Unholy Messenger: The Life and Crimes of the BTK Serial Killer

by Stephen Singular

To all appearances, Dennis Rader was a model citizen in the small town of Park City, Kansas, where he had lived with his family almost his entire life. He was a town compliance officer, a former Boy Scout leader, the president of his church congregation, and a seemingly ordinary father and husband. But Rader's average life belied the existence of his dark, sadistic other self: he was the BTK serial killer. The self-named BTK (for Bind, Torture, Kill) had terrorized Wichita for thirty-one years, not only with his brutal, sexually motivated crimes, but also through his taunting, elusive communications with the media and law enforcement.

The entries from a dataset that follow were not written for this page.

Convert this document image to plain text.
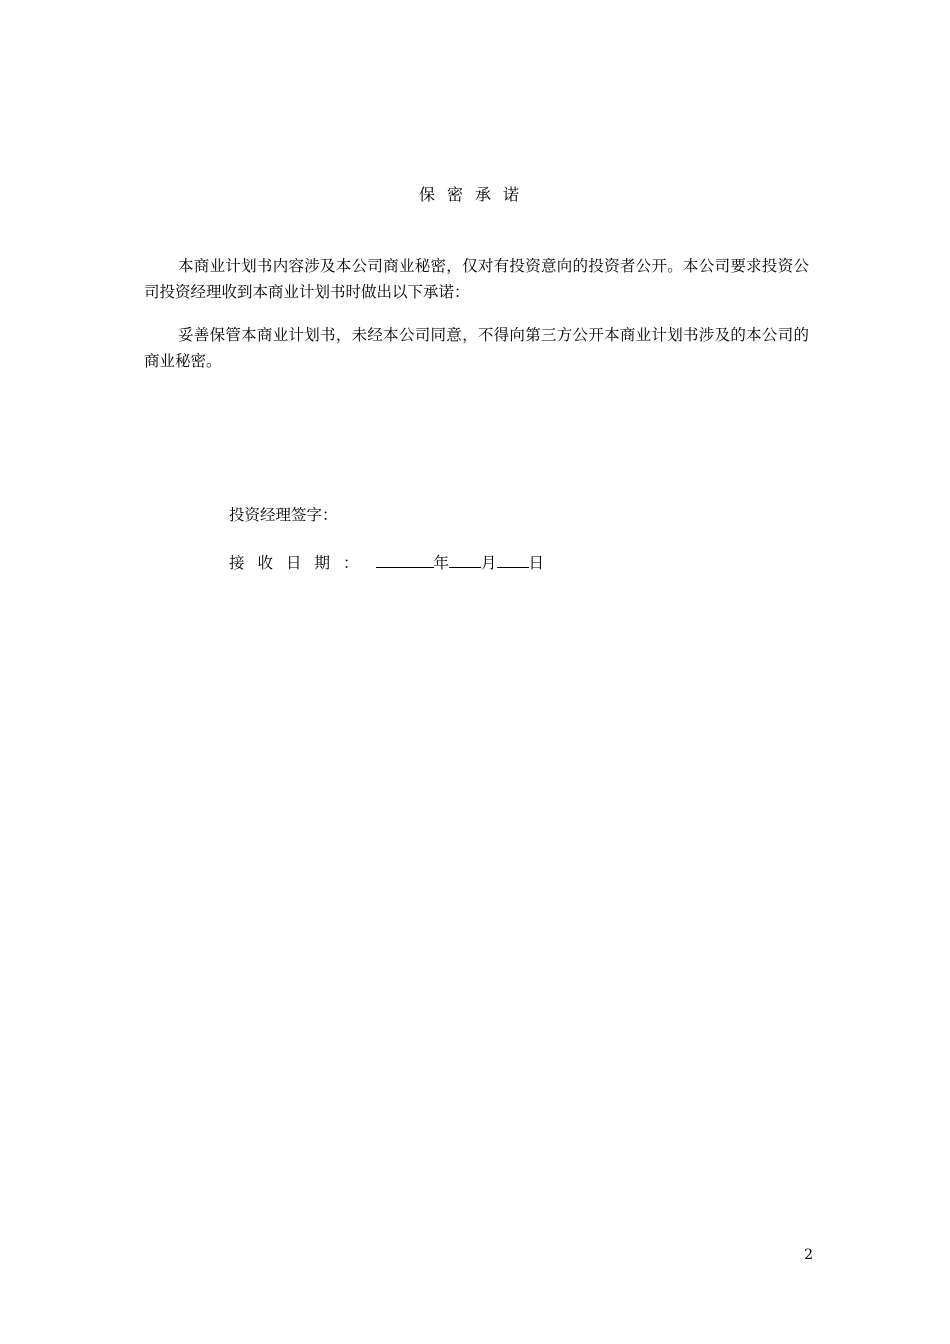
保密承诺

本商业计划书内容涉及本公司商业秘密，仅对有投资意向的投资者公开。本公司要求投资公司投资经理收到本商业计划书时做出以下承诺：

妥善保管本商业计划书，未经本公司同意，不得向第三方公开本商业计划书涉及的本公司的商业秘密。

投资经理签字：
接收日期：	年 月 日
2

In 1974, BTK committed his first murders -- torturing and strangling four members of the Otero family -- and wrote the police an audacious letter declaring his responsibility for the Oteros' deaths and labeling himself, for the first time, BTK. Thus he established a pattern -- stalking and killing a series of ten victims, then bragging and claiming ownership of his crimes -- that ended in 1991 but left law enforcement confounded and the public with deeply troubling memories. Until, that is, he resurfaced in 2004 with another string of letters that would finally lead to his arrest. Drawing from extensive interviews with Rader's pastor, congregation, detectives, and psychologists who worked the case, and from his unnervingly de-tailed thirty-two-hour confession, bestselling author Stephen Singular delves into the disturbing life and crimes of BTK to explore fully -- for the first time -- the most dangerous and complex serial killer of our generation and the man who embodied, at once, astonishing extremes of normality and abnormality. In Unholy Messenger, Singular recounts the year prior to Rader's arrest, in which the BTK killer reemerged, and the aftermath. Woven throughout are the details of his crimes, elaborate schemes, and bids for public attention, and the wrenching impact his deception had on his family, church, and heartland community. The result is a chilling story of a man considered a "spiritual leader" by his pastor and congregation, who turned out to be the devil next door. More than just true crime, Unholy Messenger is a powerful, thoroughly engrossing examination of the intersection between good and evil, and of the psychology and spirituality of a killer in whom faith and bloodshed converged.